In a 5–4 judicial squeaker, the Supreme Court ruled that a ban on partial birth abortions is constitutional. The pro-abortionists are hysterical. What’s instructive is how the pro-abortion position is being argued. Maureen Downing, writing the lead editorial in the April 20, 2007 issue of The Atlanta Journal-Constitution (A10), is a good example of purposeful obfuscation. She begins by claiming that the “Supreme Court violated its own long held position that the court’s ‘obligation is to define the liberty of all, not to mandate our own moral code.’” Did you notice the words “liberty for all”? Abortionists believe the “thing” growing in “its” mother’s womb is akin to a tumor that can be excised from her body like a cyst is removed from an ovary. Pro-lifers believe that what’s growing in his mother’s womb is a person who deserves liberty and continued life.

Downing accuses the five pro-life justices of mandating their “own moral code.” Of course, if this is what they did, then they would be wrong. But I suspect that they came to their decision based on a higher law principle. If the decision had gone the other way, pro-abortionists would have praised the decision as being the moral thing to do. That’s right. For the pro-abortionist, any decision to uphold and expand the practice of abortion is moral. What standard did the four pro-abortion justices use to support their partial birth abortion decision? Downing never says because she and they are operating on the assumption that abortion is by definition the moral position because it is based on human autonomy (self-law). Justice Ruth Bader Ginsburg said as much when she wrote that overturning any pro-abortion restrictions “deprives women of the right to make an autonomous choice.”

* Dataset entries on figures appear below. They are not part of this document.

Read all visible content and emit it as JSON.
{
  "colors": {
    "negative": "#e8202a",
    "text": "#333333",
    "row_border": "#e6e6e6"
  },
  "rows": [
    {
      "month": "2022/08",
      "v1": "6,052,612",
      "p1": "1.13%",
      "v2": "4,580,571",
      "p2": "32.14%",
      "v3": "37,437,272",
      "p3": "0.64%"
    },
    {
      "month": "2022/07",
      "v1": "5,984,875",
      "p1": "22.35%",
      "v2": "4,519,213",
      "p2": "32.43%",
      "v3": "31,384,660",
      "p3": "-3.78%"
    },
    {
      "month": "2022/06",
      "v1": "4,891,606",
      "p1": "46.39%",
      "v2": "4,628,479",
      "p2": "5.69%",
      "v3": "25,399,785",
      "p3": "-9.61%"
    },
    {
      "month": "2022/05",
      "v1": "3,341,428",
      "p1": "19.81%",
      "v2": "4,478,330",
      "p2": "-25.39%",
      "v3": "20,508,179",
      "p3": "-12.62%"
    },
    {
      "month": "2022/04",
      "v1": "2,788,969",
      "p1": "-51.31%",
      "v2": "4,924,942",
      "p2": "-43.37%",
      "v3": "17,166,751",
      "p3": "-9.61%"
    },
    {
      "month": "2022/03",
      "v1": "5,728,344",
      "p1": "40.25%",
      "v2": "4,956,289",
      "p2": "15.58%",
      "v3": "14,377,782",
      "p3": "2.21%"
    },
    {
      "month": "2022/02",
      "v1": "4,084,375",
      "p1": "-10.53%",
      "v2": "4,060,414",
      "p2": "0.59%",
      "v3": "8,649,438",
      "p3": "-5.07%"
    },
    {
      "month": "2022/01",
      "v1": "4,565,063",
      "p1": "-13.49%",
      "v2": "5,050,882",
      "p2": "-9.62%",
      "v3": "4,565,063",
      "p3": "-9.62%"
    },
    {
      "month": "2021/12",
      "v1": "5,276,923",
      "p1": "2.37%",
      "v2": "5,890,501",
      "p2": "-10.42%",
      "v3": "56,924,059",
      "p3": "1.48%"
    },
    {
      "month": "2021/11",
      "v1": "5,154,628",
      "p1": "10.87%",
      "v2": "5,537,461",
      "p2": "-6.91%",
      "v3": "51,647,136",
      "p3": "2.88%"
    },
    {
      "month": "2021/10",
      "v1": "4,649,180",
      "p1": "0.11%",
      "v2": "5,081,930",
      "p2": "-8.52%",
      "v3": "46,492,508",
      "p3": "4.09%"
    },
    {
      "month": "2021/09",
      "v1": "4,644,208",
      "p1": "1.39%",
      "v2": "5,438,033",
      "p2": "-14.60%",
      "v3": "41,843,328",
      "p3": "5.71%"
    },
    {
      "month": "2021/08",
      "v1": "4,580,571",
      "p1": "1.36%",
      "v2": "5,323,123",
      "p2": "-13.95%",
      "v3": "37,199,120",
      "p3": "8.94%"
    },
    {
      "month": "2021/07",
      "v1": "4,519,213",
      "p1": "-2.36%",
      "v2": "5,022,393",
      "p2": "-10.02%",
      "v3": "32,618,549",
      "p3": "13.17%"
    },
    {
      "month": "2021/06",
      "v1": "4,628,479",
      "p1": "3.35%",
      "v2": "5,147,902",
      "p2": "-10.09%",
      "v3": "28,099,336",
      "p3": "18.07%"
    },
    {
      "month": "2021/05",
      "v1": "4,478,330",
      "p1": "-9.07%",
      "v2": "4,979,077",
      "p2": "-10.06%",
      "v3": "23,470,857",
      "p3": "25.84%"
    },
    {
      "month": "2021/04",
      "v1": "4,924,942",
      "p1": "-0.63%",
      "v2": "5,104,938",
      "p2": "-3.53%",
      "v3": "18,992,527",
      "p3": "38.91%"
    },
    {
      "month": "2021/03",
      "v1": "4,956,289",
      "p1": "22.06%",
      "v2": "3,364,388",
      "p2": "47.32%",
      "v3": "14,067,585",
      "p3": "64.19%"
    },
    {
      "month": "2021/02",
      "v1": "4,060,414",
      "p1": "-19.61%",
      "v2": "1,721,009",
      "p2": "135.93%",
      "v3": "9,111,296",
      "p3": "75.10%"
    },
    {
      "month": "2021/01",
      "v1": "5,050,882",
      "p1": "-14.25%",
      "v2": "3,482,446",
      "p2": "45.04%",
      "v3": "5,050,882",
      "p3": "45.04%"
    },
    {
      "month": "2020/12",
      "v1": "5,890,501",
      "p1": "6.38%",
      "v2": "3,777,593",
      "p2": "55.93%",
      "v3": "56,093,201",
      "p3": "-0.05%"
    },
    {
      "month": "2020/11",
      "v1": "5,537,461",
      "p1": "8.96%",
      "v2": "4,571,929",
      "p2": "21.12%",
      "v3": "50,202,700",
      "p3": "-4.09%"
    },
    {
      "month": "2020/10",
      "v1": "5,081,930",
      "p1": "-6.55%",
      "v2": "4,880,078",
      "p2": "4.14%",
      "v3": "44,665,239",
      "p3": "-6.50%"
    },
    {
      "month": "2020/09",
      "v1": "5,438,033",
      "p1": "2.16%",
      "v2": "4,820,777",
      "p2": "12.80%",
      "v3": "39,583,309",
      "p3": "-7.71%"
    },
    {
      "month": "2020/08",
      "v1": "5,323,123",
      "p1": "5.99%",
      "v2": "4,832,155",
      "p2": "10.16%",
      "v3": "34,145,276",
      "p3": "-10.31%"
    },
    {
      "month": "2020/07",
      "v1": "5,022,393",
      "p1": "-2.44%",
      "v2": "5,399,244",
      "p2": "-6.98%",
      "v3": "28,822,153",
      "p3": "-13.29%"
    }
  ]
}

The assumption by the pro-abortionists in this debate is that a person’s “autonomous choice” is the moral choice no matter what that choice is. But what about the choice of the pre-born baby? This moral dilemma is easily avoided by redefining the “result of conception” as something less than human even when the about-to-be born child is just inches away from taking the first gulp of air into her lungs. Say “it’s” not human, and the moral dilemma disappears

If we go by the Constitution, a document that the justices took an oath to uphold, then it’s difficult to say where morality is to be found. Contrary to pro-abortionists, there is no right to abortion in the Constitution. If “we the people” are the foundation of morality, then we have to deal with the skepticism that our Founders had in pure democracy. Since the Constitution makes reference to the Declaration of Independence (“of the twelfth”), then we must assume, because our Founders assumed it, that there is a moral authority above the Constitution:

“We hold these truths to be self-evident, that all men are created equal, that they are endowed by their Creator with certain unalienable Rights, that among these are Life, Liberty and the pursuit of Happiness.”

While these rights are an endowment of the Creator, governments have been “instituted among Men” to “secure these rights.” It becomes a moral obligation of the Justices to insure that life and liberty are protected. The Constitution, however, is not the source of that morality. Morality comes from the outside. The people draw it down from heaven itself. A self-styled moral autonomy was the last thing our Founders wanted. John Adams said it best:

We have no government armed with power capable of contending with human passions unbridled by morality and religion. Avarice, ambition, revenge or gallantry would break the strongest cords of our Constitution as a whale goes through a net. Our Constitution is designed only for a moral and religious people. It is wholly inadequate for any other.[1]

Over the years, the same court that plowed the bloody path of abortion in 1973 created a culture where “human passions” became the basis of decision making. Today there is little talk of morality unless it is to denounce anyone who seeks to impose it on people.[2] And when the word religion is used, it’s usually to ridicule and condemn it. We’ve sown the wind, and we are reaping the whirlwind.

Footnotes:
[1]
. John Adams, “To the Officers of the First Brigade of the Third Division of the Militia of Massachusetts” (October 11, 1798). The Works of John Adams, Second President of the United States; With A Life of the Author Notes and Illustrations of his Grandson Charles Francis Adams (Freeport, NY: Books For Libraries Press, [1850–1856] 1969), 9:228–229. [2]. Of course, secularists are quite willing to impose their version of morality on everyone and make us pay for it.